After the "Negro college" affair, Daggett continued to oppose the expansion of education for blacks. In 1833, Prudence Crandall admitted a black student to her female academy. The citizens first warned her, then withdrew their daughters from the school. Crandall reopened the school exclusively for black women. Canterbury passed a bill stipulating that the selectmen of the town had to approve any out-of-state students of color seeking an education. Crandall was arrested for violating this law. Chief Justice Daggett ruled in 1833 that, since free black people could not be U.S. citizens, they could be prevented from being educated.

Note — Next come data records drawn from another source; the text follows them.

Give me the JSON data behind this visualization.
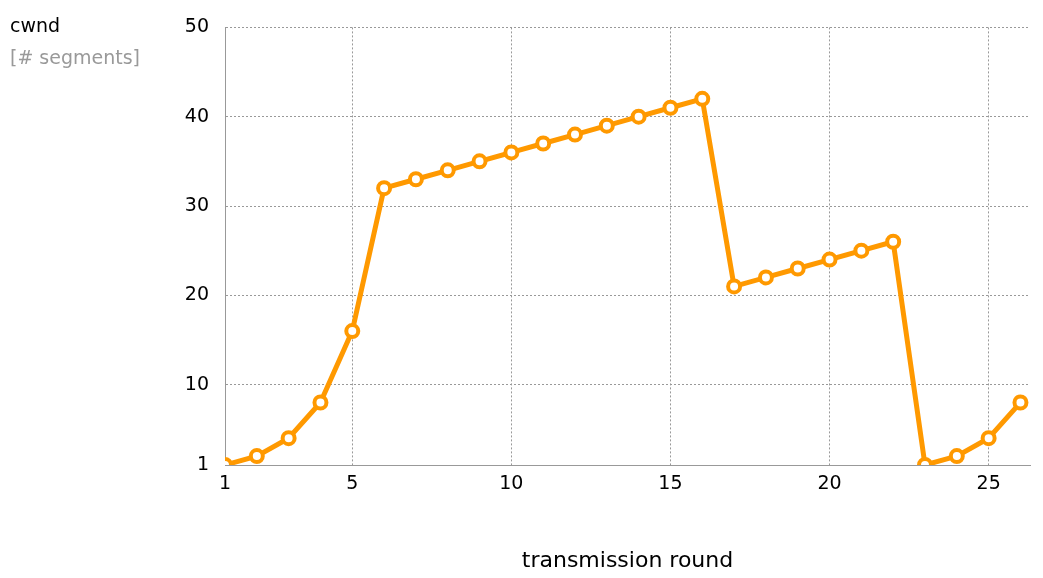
{
  "chart_data": {
    "type": "line",
    "xlabel": "transmission round",
    "annotations": [
      "cwnd",
      "[# segments]"
    ],
    "x": [
      1,
      2,
      3,
      4,
      5,
      6,
      7,
      8,
      9,
      10,
      11,
      12,
      13,
      14,
      15,
      16,
      17,
      18,
      19,
      20,
      21,
      22,
      23,
      24,
      25,
      26
    ],
    "series": [
      {
        "color": "#ff9900",
        "values": [
          1,
          2,
          4,
          8,
          16,
          32,
          33,
          34,
          35,
          36,
          37,
          38,
          39,
          40,
          41,
          42,
          21,
          22,
          23,
          24,
          25,
          26,
          1,
          2,
          4,
          8
        ]
      }
    ],
    "xlim": [
      1,
      26.3
    ],
    "xticks": [
      1,
      5,
      10,
      15,
      20,
      25
    ],
    "ylim": [
      1,
      50
    ],
    "yticks": [
      1,
      10,
      20,
      30,
      40,
      50
    ],
    "grid": true,
    "legend": false,
    "marker": "circle",
    "line_style": "solid"
  }
}
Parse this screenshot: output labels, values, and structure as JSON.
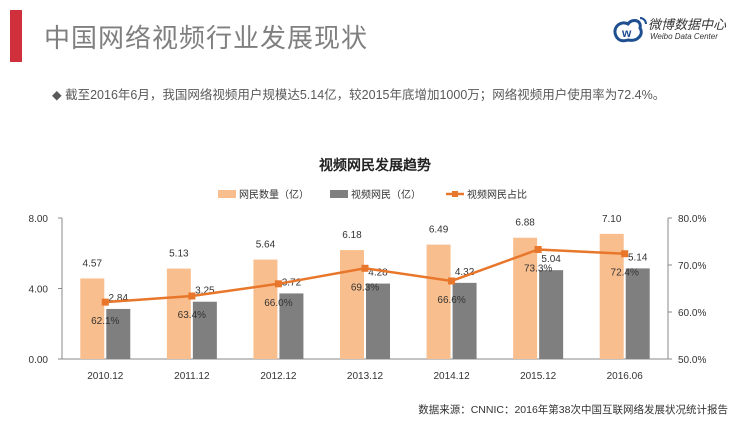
{
  "header": {
    "title": "中国网络视频行业发展现状",
    "logo_cn": "微博数据中心",
    "logo_en": "Weibo Data Center",
    "accent": "#d0303c"
  },
  "summary": "◆ 截至2016年6月，我国网络视频用户规模达5.14亿，较2015年底增加1000万；网络视频用户使用率为72.4%。",
  "source": "数据来源：CNNIC：2016年第38次中国互联网络发展状况统计报告",
  "chart_data": {
    "type": "bar",
    "title": "视频网民发展趋势",
    "categories": [
      "2010.12",
      "2011.12",
      "2012.12",
      "2013.12",
      "2014.12",
      "2015.12",
      "2016.06"
    ],
    "series": [
      {
        "name": "网民数量（亿）",
        "type": "bar",
        "axis": "left",
        "color": "#f9be8e",
        "values": [
          4.57,
          5.13,
          5.64,
          6.18,
          6.49,
          6.88,
          7.1
        ],
        "labels": [
          "4.57",
          "5.13",
          "5.64",
          "6.18",
          "6.49",
          "6.88",
          "7.10"
        ]
      },
      {
        "name": "视频网民（亿）",
        "type": "bar",
        "axis": "left",
        "color": "#7f7f7f",
        "values": [
          2.84,
          3.25,
          3.72,
          4.28,
          4.32,
          5.04,
          5.14
        ],
        "labels": [
          "2.84",
          "3.25",
          "3.72",
          "4.28",
          "4.32",
          "5.04",
          "5.14"
        ]
      },
      {
        "name": "视频网民占比",
        "type": "line",
        "axis": "right",
        "color": "#e8762b",
        "values": [
          62.1,
          63.4,
          66.0,
          69.3,
          66.6,
          73.3,
          72.4
        ],
        "labels": [
          "62.1%",
          "63.4%",
          "66.0%",
          "69.3%",
          "66.6%",
          "73.3%",
          "72.4%"
        ]
      }
    ],
    "left_axis": {
      "ylim": [
        0,
        8
      ],
      "ticks": [
        "0.00",
        "4.00",
        "8.00"
      ]
    },
    "right_axis": {
      "ylim": [
        50,
        80
      ],
      "ticks": [
        "50.0%",
        "60.0%",
        "70.0%",
        "80.0%"
      ]
    },
    "legend": "top",
    "grid": false
  }
}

In 1835, Daggett undertook another town meeting linking states' rights, pro-colonization and anti-abolitionism. This meeting, held at the statehouse on September 9, 1835, found Noah Webster, Simeon Baldwin, and others helping to frame resolutions that condemned any interference by Congress with the treatment of slaves within any of the states, opposed the use of the mail for "transmission of incendiary information", proposed African colonization for "the free colored population", and "viewed with alarm the efforts of the abolitionists".
Throughout the 1830s, Daggett consistently opposed education and supported colonization for free blacks. During this time he served as Chief Justice of Connecticut's Supreme Court and as Yale's only full professor of law.